The Chopin Cello Sonata should actually come out like this, played by true virtuosi- like these two ones here, one of the greatest ones of the latter part of the last century, MSISTLAV ROSTROPOVICH and MARTHA ARGERICH. After all,it was the same way the work was conceived in the first place; Chopin of course was an amazing artist with his piano and August Franchomme, whom the sonata is dedicated, a great cello virtuoso. With him the composer gave the first performance in Paris a year before he died, in 1848 (inconceivably omitting the first movement).

August Franchomme was himself a composer and a long-time friend of Chopins, their friendsip going all the way back to early 1830s upon his arrival to Paris. He also assisted Chopin negotiating his publishers after his "kind-of-a friend-but-actually-more-of-a secretary" Julian Fontana had left Europe for United States-possibly due to his exhaustion caused by Chopins increasing requests and errands (once even asking him to send CAKE from Paris- to Nohant!!).

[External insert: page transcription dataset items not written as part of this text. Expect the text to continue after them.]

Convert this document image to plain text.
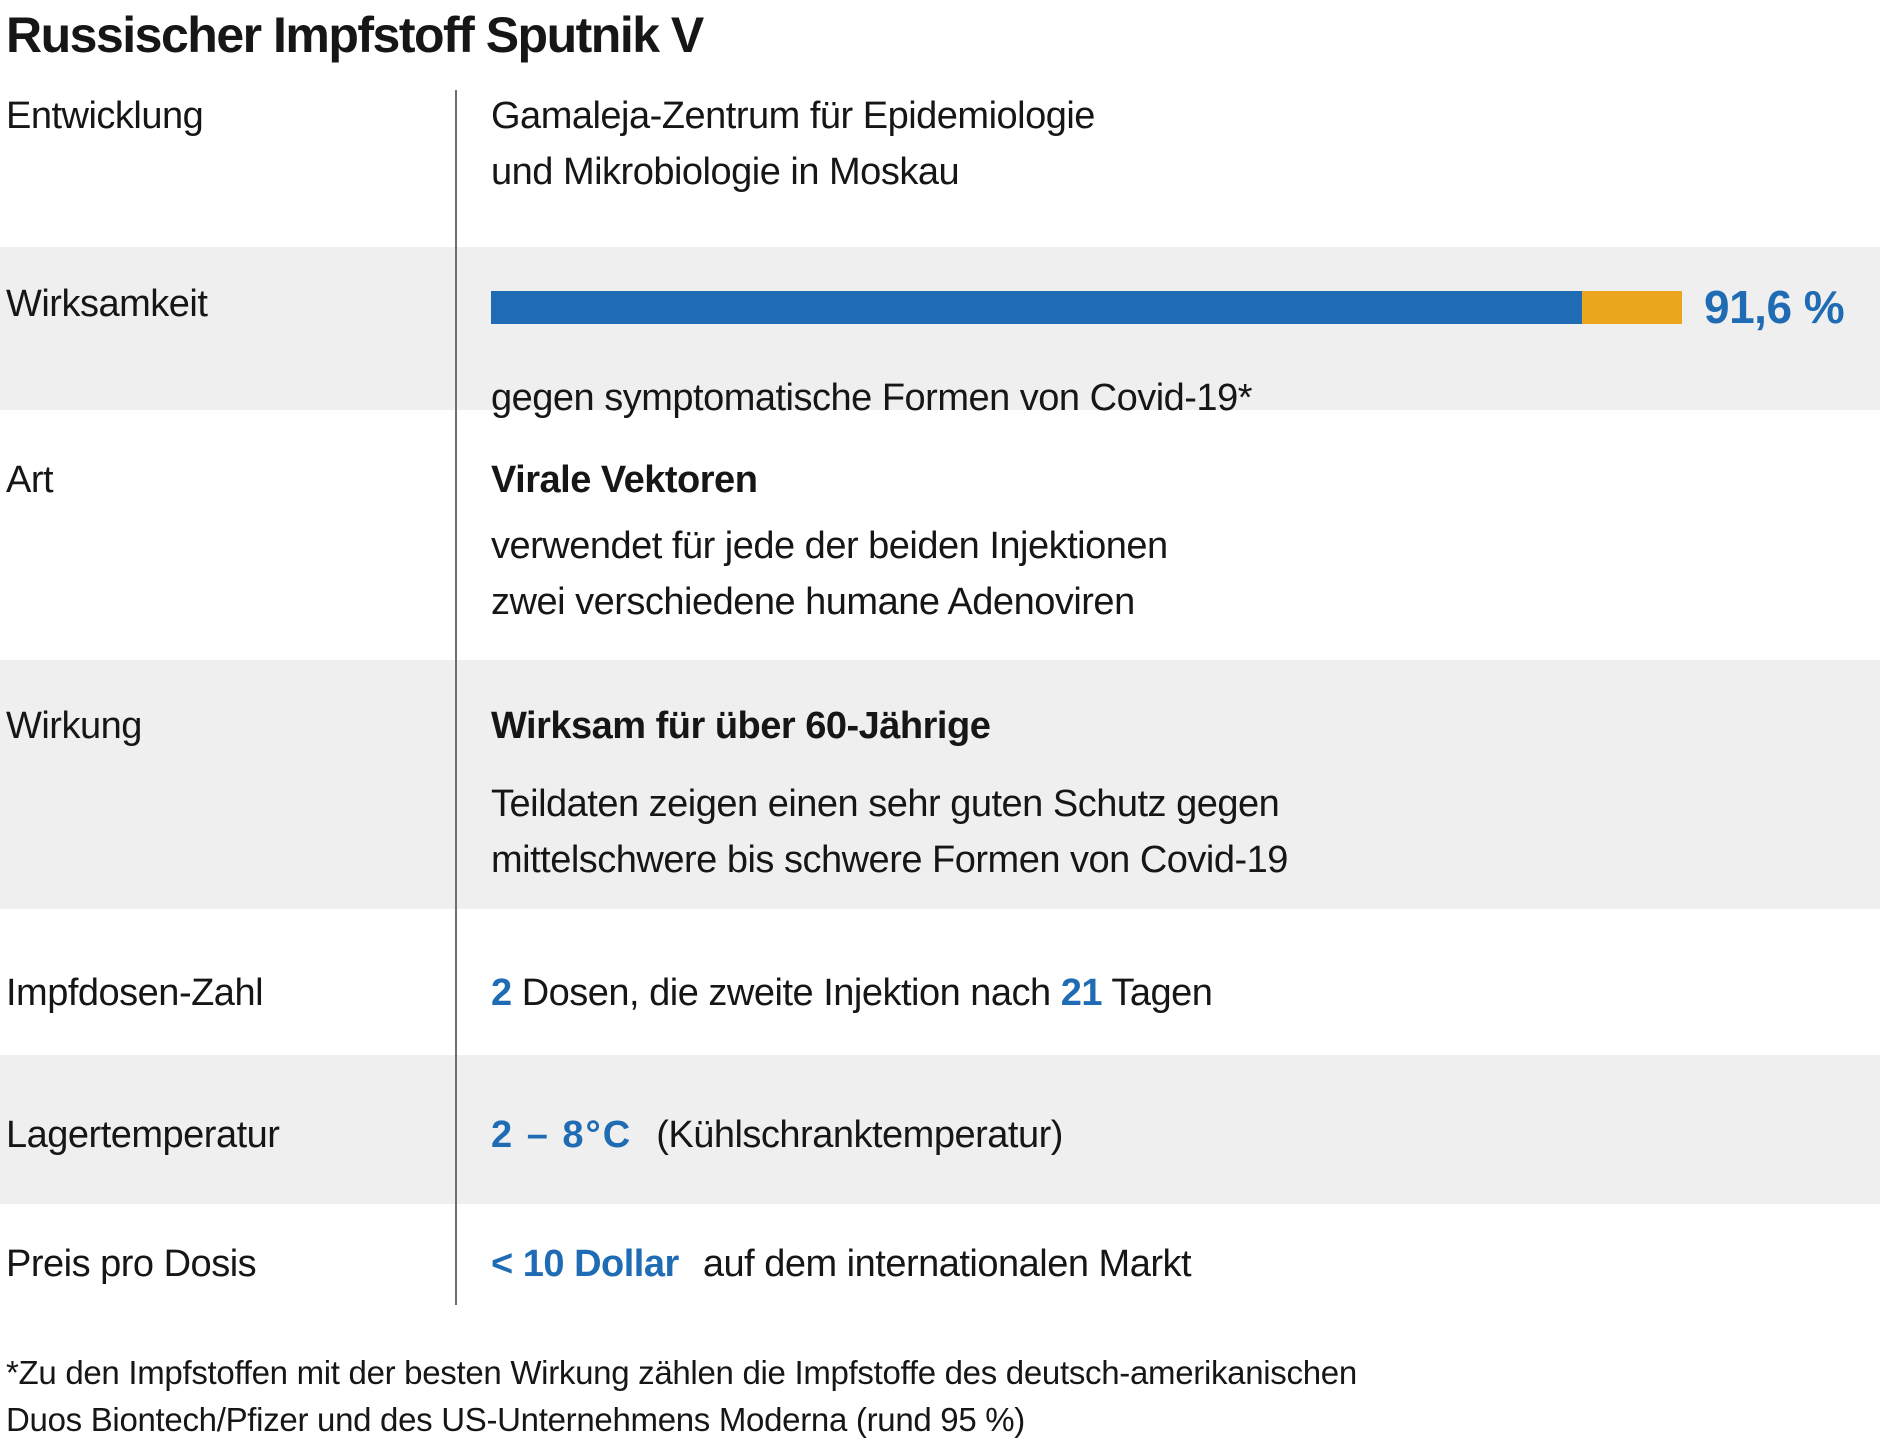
Russischer Impfstoff Sputnik V
Entwicklung	Gamaleja-Zentrum für Epidemiologie
und Mikrobiologie in Moskau
Wirksamkeit	91,6 %
gegen symptomatische Formen von Covid-19*
Art	Virale Vektoren
verwendet für jede der beiden Injektionen
zwei verschiedene humane Adenoviren
Wirkung	Wirksam für über 60-Jährige
Teildaten zeigen einen sehr guten Schutz gegen
mittelschwere bis schwere Formen von Covid-19
Impfdosen-Zahl	2 Dosen, die zweite Injektion nach 21 Tagen
Lagertemperatur	2 – 8°C (Kühlschranktemperatur)
Preis pro Dosis	< 10 Dollar auf dem internationalen Markt
*Zu den Impfstoffen mit der besten Wirkung zählen die Impfstoffe des deutsch-amerikanischen
Duos Biontech/Pfizer und des US-Unternehmens Moderna (rund 95 %)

Chopin and Franchomme collaborated in 1831-32 composing a joint composition, a kind of a free fantasia-potpourri on the themes of a Grand Opera by Giocamo Mayerbeer called "Robert le Diable". The work was published under the heading "Grand duo concertante". For Chopin it must have been an experience which gave him an intimate understanding of the possibilities of the cello, little similar to-for instance- the collaboration of the violinist Paul Kochanski and Karol Szymanowski some 80 years later (Kochanski for examble composed the cadenzas of both of the violin concertos by Szymanowski).